You probably already have a sense of where this is going. Not all legendary gems are equal. Many of the one- and two-star ones are relatively easy to obtain, but if you want to outfit your character with the best-in-slot gems for their class, the sense I get is that you will have to spend money.

Screenshot showing Diablo Immortal's interface for adding gems to equipment.
Blizzard / NetEase

That’s due to how Blizzard and NetEase designed the system for obtaining those gems. They drop exclusively through dungeons called elder rifts. You can play through one whenever you want and they take at most three to four minutes to complete. The catch is that you can modify the rewards you get at the end of an elder rift with rare and legendary crests. The former you can obtain through the merchant I mentioned earlier, and as part of one-time bundles you can buy for completing certain milestones with your character. The game also gives you one free rare crest per day.

Rare crests increase your chance of earning one-star legendary gems by five percent. Legendary crests, meanwhile, give you a 100 percent chance for a legendary gem to drop at the end of an elder rift. The catch here is that what one you will get is up to chance. Adding a further wrinkle to things is that five-star gems can be anywhere between one and five stars in quality when they drop, and you may need to use other gems to unlock their full potential.

There are a few ways to earn the odd free legendary crest, but you’ll be primarily buying them. A pack of 10 costs 1,600 of the game’s premium currency, or about $25. Legendary crests represent Immortal’s primary form of monetization, but you can also spend money on cosmetics, an enhanced battle pass and a few other things.

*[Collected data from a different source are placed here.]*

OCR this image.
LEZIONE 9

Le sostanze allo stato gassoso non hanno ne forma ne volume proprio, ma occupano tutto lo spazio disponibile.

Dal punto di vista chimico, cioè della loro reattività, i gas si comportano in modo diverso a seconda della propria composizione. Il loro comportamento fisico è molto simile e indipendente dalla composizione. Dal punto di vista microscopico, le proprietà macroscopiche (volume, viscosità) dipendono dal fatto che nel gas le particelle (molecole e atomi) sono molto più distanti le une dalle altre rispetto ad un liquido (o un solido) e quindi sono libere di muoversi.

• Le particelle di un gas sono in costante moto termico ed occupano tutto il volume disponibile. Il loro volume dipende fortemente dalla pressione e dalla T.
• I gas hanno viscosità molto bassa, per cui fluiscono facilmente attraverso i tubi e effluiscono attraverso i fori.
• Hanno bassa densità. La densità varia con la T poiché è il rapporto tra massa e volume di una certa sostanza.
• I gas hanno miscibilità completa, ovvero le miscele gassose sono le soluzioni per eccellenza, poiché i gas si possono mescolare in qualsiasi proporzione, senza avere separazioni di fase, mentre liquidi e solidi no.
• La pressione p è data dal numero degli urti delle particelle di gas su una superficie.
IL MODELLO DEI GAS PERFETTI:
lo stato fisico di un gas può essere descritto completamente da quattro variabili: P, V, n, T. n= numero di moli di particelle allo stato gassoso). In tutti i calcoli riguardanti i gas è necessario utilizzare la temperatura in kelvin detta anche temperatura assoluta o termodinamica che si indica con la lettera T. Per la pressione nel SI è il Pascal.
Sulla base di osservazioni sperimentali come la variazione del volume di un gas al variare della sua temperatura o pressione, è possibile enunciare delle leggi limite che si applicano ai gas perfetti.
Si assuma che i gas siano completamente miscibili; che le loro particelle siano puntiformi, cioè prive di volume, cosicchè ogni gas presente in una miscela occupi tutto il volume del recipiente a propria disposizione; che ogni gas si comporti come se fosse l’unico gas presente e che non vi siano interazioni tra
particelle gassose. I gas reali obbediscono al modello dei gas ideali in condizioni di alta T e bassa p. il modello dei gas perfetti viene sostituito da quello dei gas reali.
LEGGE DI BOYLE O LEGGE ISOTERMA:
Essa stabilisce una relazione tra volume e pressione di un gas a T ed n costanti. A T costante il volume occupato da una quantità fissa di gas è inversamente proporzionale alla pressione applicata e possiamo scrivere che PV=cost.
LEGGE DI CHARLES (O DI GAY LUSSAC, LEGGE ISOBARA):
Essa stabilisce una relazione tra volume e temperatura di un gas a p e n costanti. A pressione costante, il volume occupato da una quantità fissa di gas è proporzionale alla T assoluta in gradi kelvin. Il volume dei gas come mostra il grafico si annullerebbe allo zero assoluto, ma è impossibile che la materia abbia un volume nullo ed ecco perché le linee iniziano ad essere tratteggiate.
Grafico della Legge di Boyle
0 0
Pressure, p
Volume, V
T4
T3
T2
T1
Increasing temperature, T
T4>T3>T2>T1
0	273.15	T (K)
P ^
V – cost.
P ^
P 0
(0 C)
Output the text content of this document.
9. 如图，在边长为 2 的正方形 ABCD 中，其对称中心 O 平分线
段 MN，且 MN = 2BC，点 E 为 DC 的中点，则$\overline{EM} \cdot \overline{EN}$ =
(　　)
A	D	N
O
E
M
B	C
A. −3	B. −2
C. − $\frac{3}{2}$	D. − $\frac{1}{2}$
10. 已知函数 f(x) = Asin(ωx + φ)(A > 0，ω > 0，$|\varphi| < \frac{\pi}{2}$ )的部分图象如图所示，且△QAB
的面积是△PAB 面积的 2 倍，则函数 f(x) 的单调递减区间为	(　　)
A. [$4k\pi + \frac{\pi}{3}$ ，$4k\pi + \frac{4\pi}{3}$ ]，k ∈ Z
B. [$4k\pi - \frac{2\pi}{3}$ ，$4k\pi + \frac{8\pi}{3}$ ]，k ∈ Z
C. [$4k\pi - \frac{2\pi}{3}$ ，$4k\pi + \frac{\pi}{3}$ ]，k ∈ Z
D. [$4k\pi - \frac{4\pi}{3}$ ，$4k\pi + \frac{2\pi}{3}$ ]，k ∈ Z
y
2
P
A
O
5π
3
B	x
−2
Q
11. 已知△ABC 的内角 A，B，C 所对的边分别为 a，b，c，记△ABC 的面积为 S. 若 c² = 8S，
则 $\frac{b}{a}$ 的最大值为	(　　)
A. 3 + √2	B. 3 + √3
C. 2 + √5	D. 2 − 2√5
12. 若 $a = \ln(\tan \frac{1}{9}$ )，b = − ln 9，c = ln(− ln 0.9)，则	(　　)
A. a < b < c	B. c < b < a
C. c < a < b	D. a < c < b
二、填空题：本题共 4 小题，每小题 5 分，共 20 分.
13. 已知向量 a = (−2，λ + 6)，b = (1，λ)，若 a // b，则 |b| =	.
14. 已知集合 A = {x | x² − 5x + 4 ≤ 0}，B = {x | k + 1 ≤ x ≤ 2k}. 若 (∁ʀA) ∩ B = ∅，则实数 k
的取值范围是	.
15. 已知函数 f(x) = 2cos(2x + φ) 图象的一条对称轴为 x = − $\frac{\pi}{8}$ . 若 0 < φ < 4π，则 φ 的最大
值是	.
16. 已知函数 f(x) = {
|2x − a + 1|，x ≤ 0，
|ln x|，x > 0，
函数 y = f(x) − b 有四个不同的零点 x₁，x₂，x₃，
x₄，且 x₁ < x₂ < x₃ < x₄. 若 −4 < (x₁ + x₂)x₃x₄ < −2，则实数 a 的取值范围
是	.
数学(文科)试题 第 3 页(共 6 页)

The gem system has enough similarities to loot boxes that Activision Blizzard won’t release Immortal in countries with laws against that kind of monetization. It’s also a setup that rewards “whaling.” In other words, the players willing to spend nearly endless amounts of money on the game will be the most powerful.

Screenshot of Wortham, Immortal's starting zone. The demon hunter is seen opening a chest.
Blizzard / NetEase

How you will feel about Immortal’s monetization will depend on what you want to get out of it. You can safely ignore all the systems I mentioned if all you want is to play through the game’s story and level your favorite classes. But just how much you’ll need to spend to participate in the game’s endgame is hard for me to say. Going into tomorrow’s release, the consensus among Immortal’s community is that the answer is a lot.

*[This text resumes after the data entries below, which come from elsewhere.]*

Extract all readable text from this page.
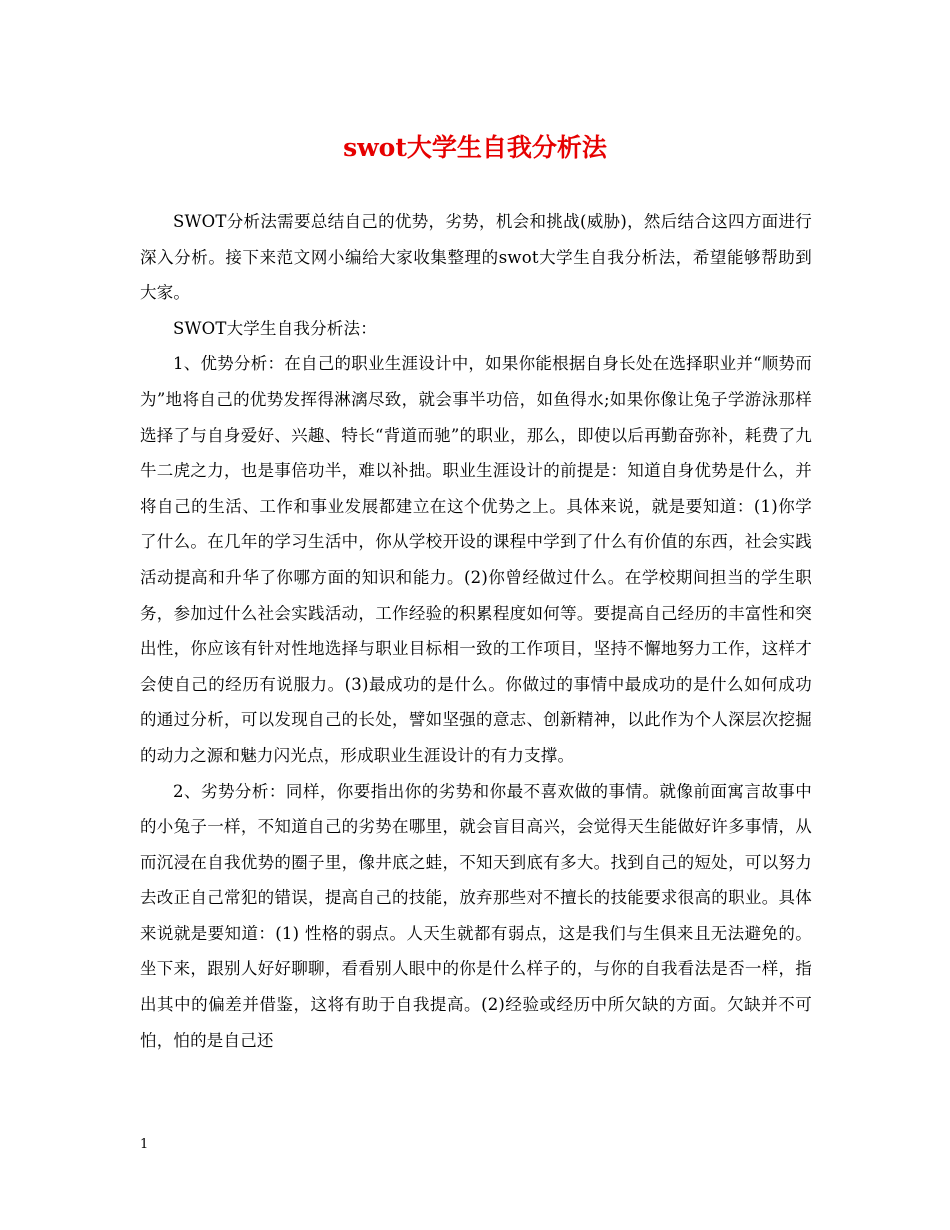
swot大学生自我分析法

SWOT分析法需要总结自己的优势，劣势，机会和挑战(威胁)，然后结合这四方面进行深入分析。接下来范文网小编给大家收集整理的swot大学生自我分析法，希望能够帮助到大家。

SWOT大学生自我分析法：

1、优势分析：在自己的职业生涯设计中，如果你能根据自身长处在选择职业并“顺势而为”地将自己的优势发挥得淋漓尽致，就会事半功倍，如鱼得水;如果你像让兔子学游泳那样选择了与自身爱好、兴趣、特长“背道而驰”的职业，那么，即使以后再勤奋弥补，耗费了九牛二虎之力，也是事倍功半，难以补拙。职业生涯设计的前提是：知道自身优势是什么，并将自己的生活、工作和事业发展都建立在这个优势之上。具体来说，就是要知道：(1)你学了什么。在几年的学习生活中，你从学校开设的课程中学到了什么有价值的东西，社会实践活动提高和升华了你哪方面的知识和能力。(2)你曾经做过什么。在学校期间担当的学生职务，参加过什么社会实践活动，工作经验的积累程度如何等。要提高自己经历的丰富性和突出性，你应该有针对性地选择与职业目标相一致的工作项目，坚持不懈地努力工作，这样才会使自己的经历有说服力。(3)最成功的是什么。你做过的事情中最成功的是什么如何成功的通过分析，可以发现自己的长处，譬如坚强的意志、创新精神，以此作为个人深层次挖掘的动力之源和魅力闪光点，形成职业生涯设计的有力支撑。

2、劣势分析：同样，你要指出你的劣势和你最不喜欢做的事情。就像前面寓言故事中的小兔子一样，不知道自己的劣势在哪里，就会盲目高兴，会觉得天生能做好许多事情，从而沉浸在自我优势的圈子里，像井底之蛙，不知天到底有多大。找到自己的短处，可以努力去改正自己常犯的错误，提高自己的技能，放弃那些对不擅长的技能要求很高的职业。具体来说就是要知道：(1) 性格的弱点。人天生就都有弱点，这是我们与生俱来且无法避免的。坐下来，跟别人好好聊聊，看看别人眼中的你是什么样子的，与你的自我看法是否一样，指出其中的偏差并借鉴，这将有助于自我提高。(2)经验或经历中所欠缺的方面。欠缺并不可怕，怕的是自己还

1
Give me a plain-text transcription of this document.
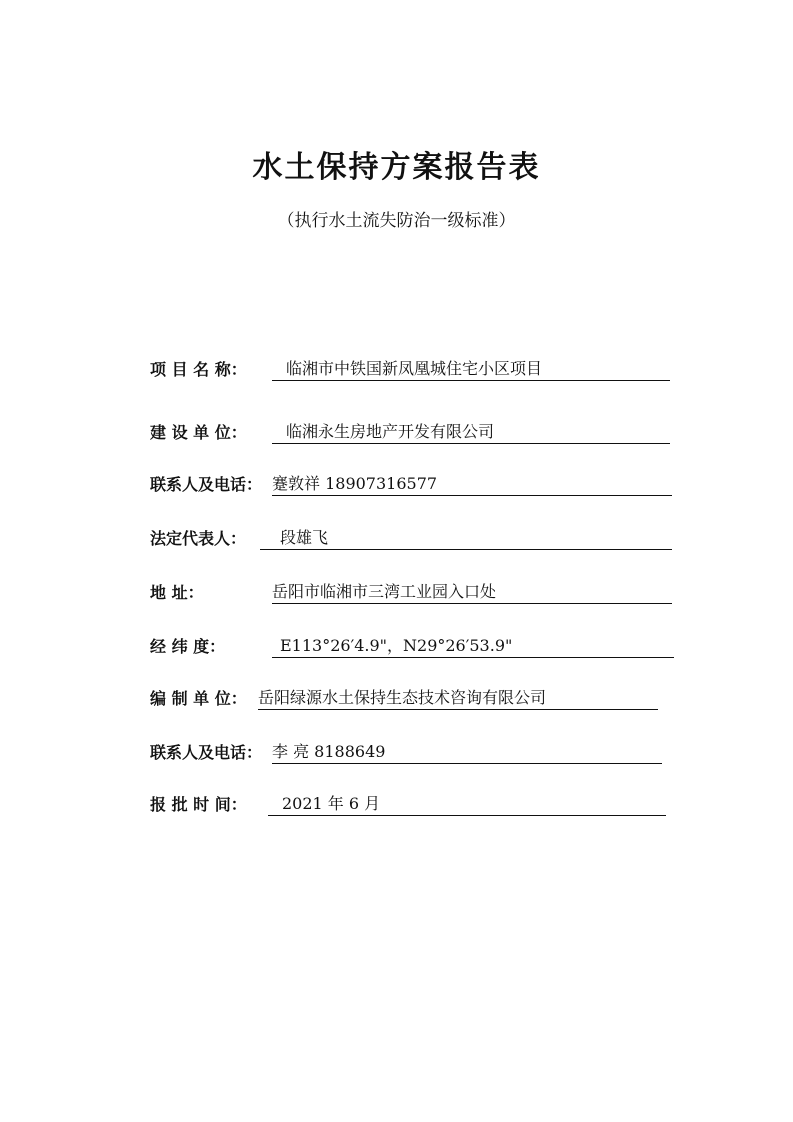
水土保持方案报告表
（执行水土流失防治一级标准）
项 目 名 称：	临湘市中铁国新凤凰城住宅小区项目
建 设 单 位：	临湘永生房地产开发有限公司
联系人及电话： 蹇敦祥 18907316577
法定代表人：	段雄飞
地 址：	岳阳市临湘市三湾工业园入口处
经 纬 度：	E113°26′4.9"，N29°26′53.9"
编 制 单 位： 岳阳绿源水土保持生态技术咨询有限公司
联系人及电话： 李 亮 8188649
报 批 时 间：	2021 年 6 月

Again, all of that may not matter to you, but if there’s an issue with Immortal’s monetization, it’s how counter it is to the spirit of the franchise. When Blizzard removed Diablo 3’s controversial gold and real-money auction houses in 2013, the studio said it did so because they ultimately undermined the game’s core gameplay.

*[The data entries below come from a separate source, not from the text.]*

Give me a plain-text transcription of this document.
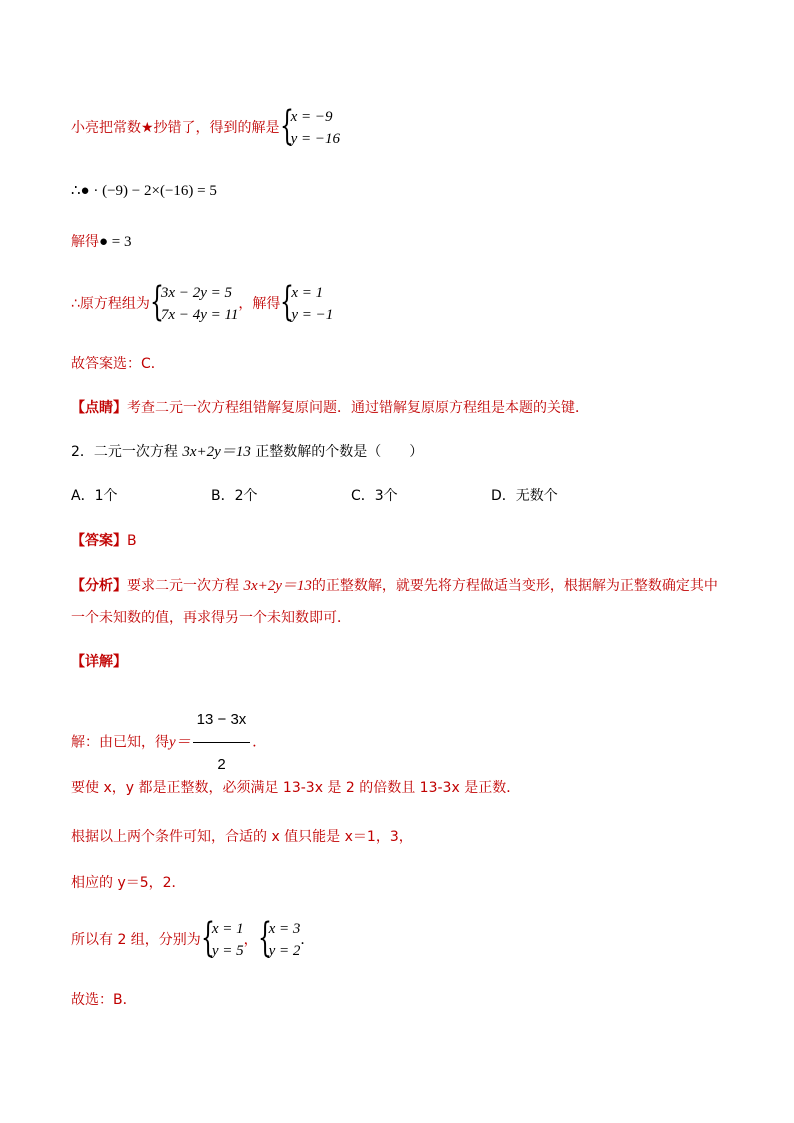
小亮把常数★抄错了，得到的解是 {
x = −9
y = −16
∴● · (−9) − 2×(−16) = 5
解得● = 3
∴原方程组为 {
3x − 2y = 5
7x − 4y = 11
，解得 {
x = 1
y = −1
故答案选：C．
【点睛】考查二元一次方程组错解复原问题．通过错解复原原方程组是本题的关键．
2．二元一次方程 3x+2y＝13 正整数解的个数是（　　）
A．1个	B．2个	C．3个	D．无数个
【答案】B
【分析】要求二元一次方程 3x+2y＝13的正整数解，就要先将方程做适当变形，根据解为正整数确定其中
一个未知数的值，再求得另一个未知数即可．
【详解】
解：由已知，得$y= \frac{13 - 3x}{2}$ ．
要使 x，y 都是正整数，必须满足 13-3x 是 2 的倍数且 13-3x 是正数．
根据以上两个条件可知，合适的 x 值只能是 x＝1，3，
相应的 y＝5，2．
所以有 2 组，分别为 {
x = 1
y = 5
， {
x = 3
y = 2
．
故选：B．
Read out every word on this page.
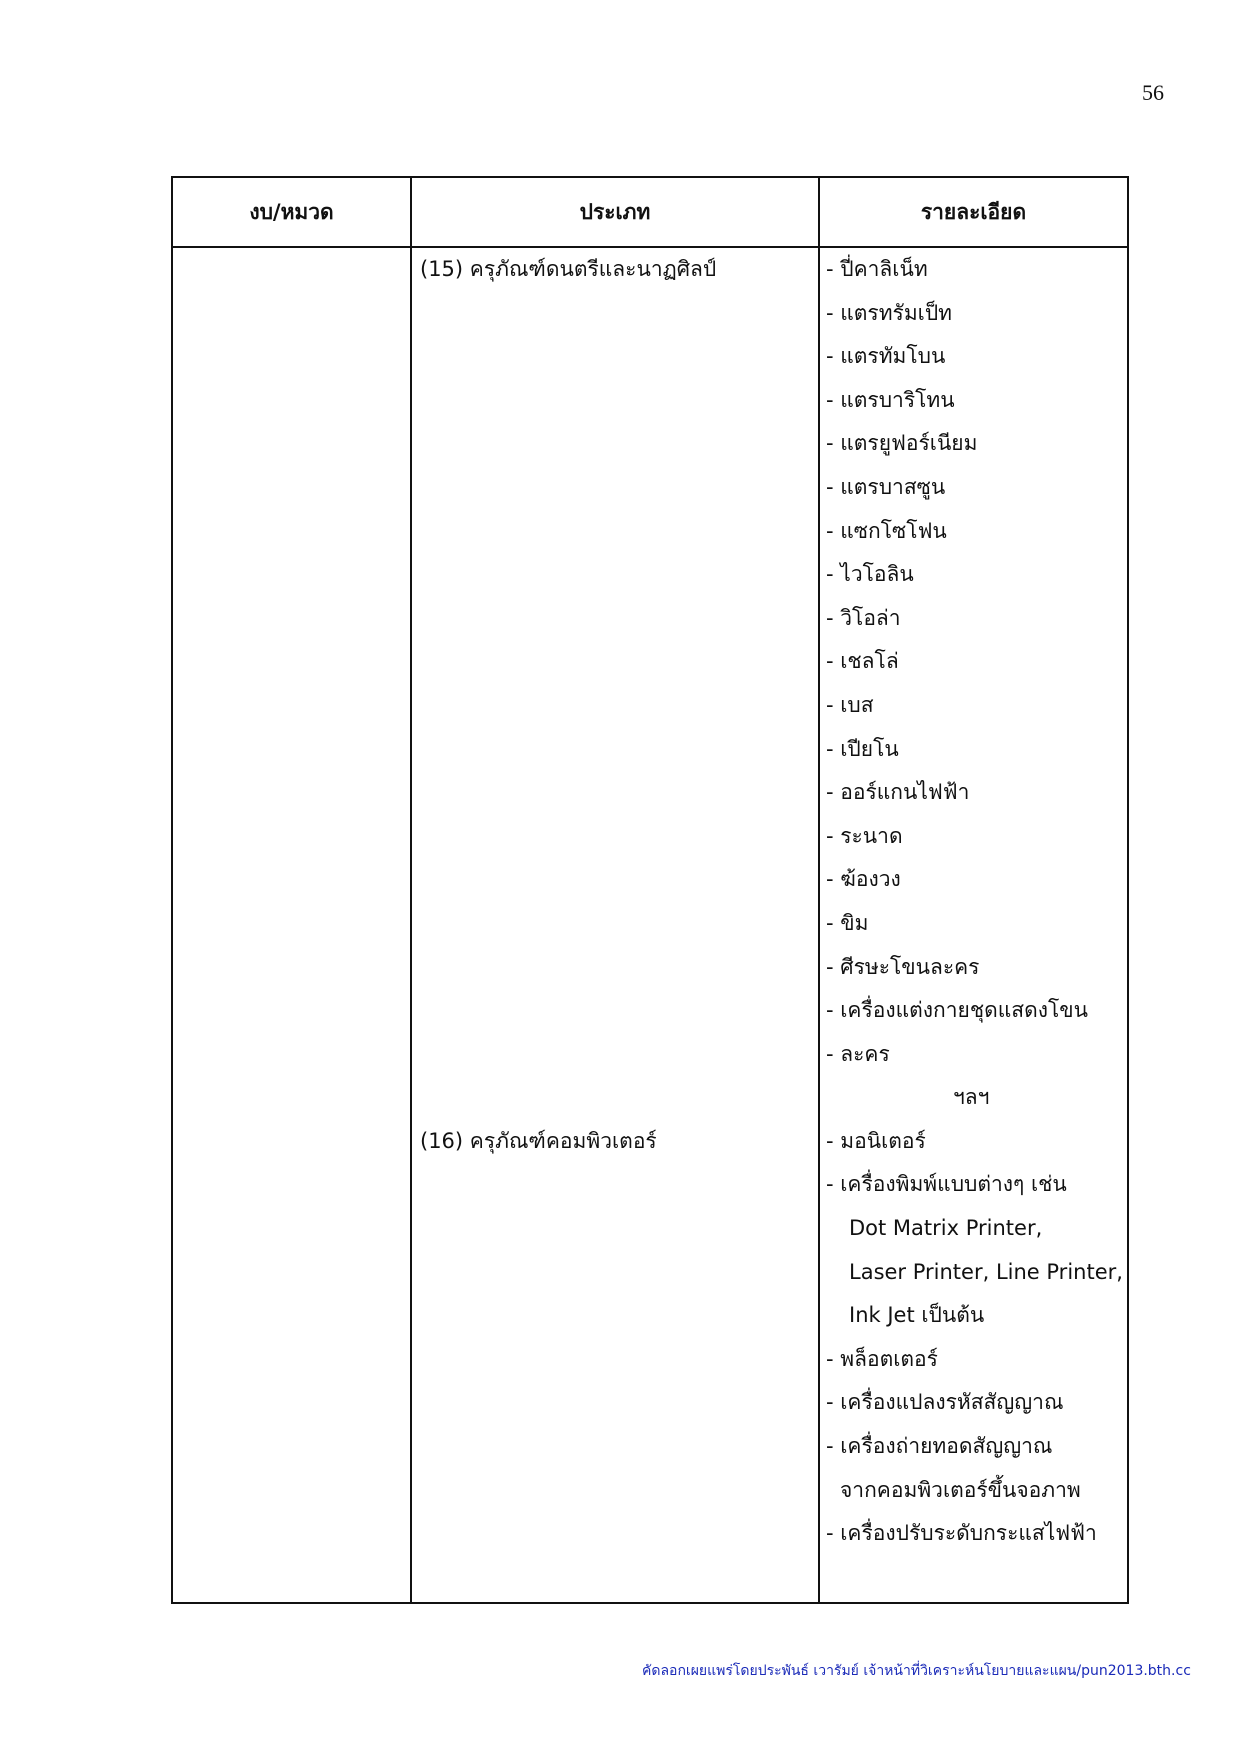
56
งบ/หมวด	ประเภท	รายละเอียด
(15) ครุภัณฑ์ดนตรีและนาฏศิลป์
(16) ครุภัณฑ์คอมพิวเตอร์
- ปี่คาลิเน็ท
- แตรทรัมเป็ท
- แตรทัมโบน
- แตรบาริโทน
- แตรยูฟอร์เนียม
- แตรบาสซูน
- แซกโซโฟน
- ไวโอลิน
- วิโอล่า
- เชลโล่
- เบส
- เปียโน
- ออร์แกนไฟฟ้า
- ระนาด
- ฆ้องวง
- ขิม
- ศีรษะโขนละคร
- เครื่องแต่งกายชุดแสดงโขน
- ละคร
ฯลฯ
- มอนิเตอร์
- เครื่องพิมพ์แบบต่างๆ เช่น
Dot Matrix Printer,
Laser Printer, Line Printer,
Ink Jet เป็นต้น
- พล็อตเตอร์
- เครื่องแปลงรหัสสัญญาณ
- เครื่องถ่ายทอดสัญญาณ
จากคอมพิวเตอร์ขึ้นจอภาพ
- เครื่องปรับระดับกระแสไฟฟ้า
คัดลอกเผยแพร่โดยประพันธ์ เวารัมย์ เจ้าหน้าที่วิเคราะห์นโยบายและแผน/pun2013.bth.cc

It must also be said how easily Immortal could become addictive for some people. In the week Blizzard granted me early access to the game, I spent nearly every spare moment I could find playing through it because I was having so much fun. And when the game becomes officially available on June 2nd, I plan to spend money on things like the enhanced battle pass, but I won’t pay to buy any legendary crests because I think that system is predatory. Some won’t have that restraint.

Outside of Diablo 2: Resurrected, there hasn’t been a new Diablo game in 10 years, and, as of this June, it will be 23 years since Blizzard released Diablo 2. And I think that’s what makes Immortal so easy to be conflicted about. It shows the studio can still create engaging experiences when it gives its talented staff the time they need to work on a project, but it’s also a game that’s impossible to separate from its economics. It’s easy to see a scenario where Immortal is hugely successful for the studio and ends up informing its approach to Diablo 4 and future projects.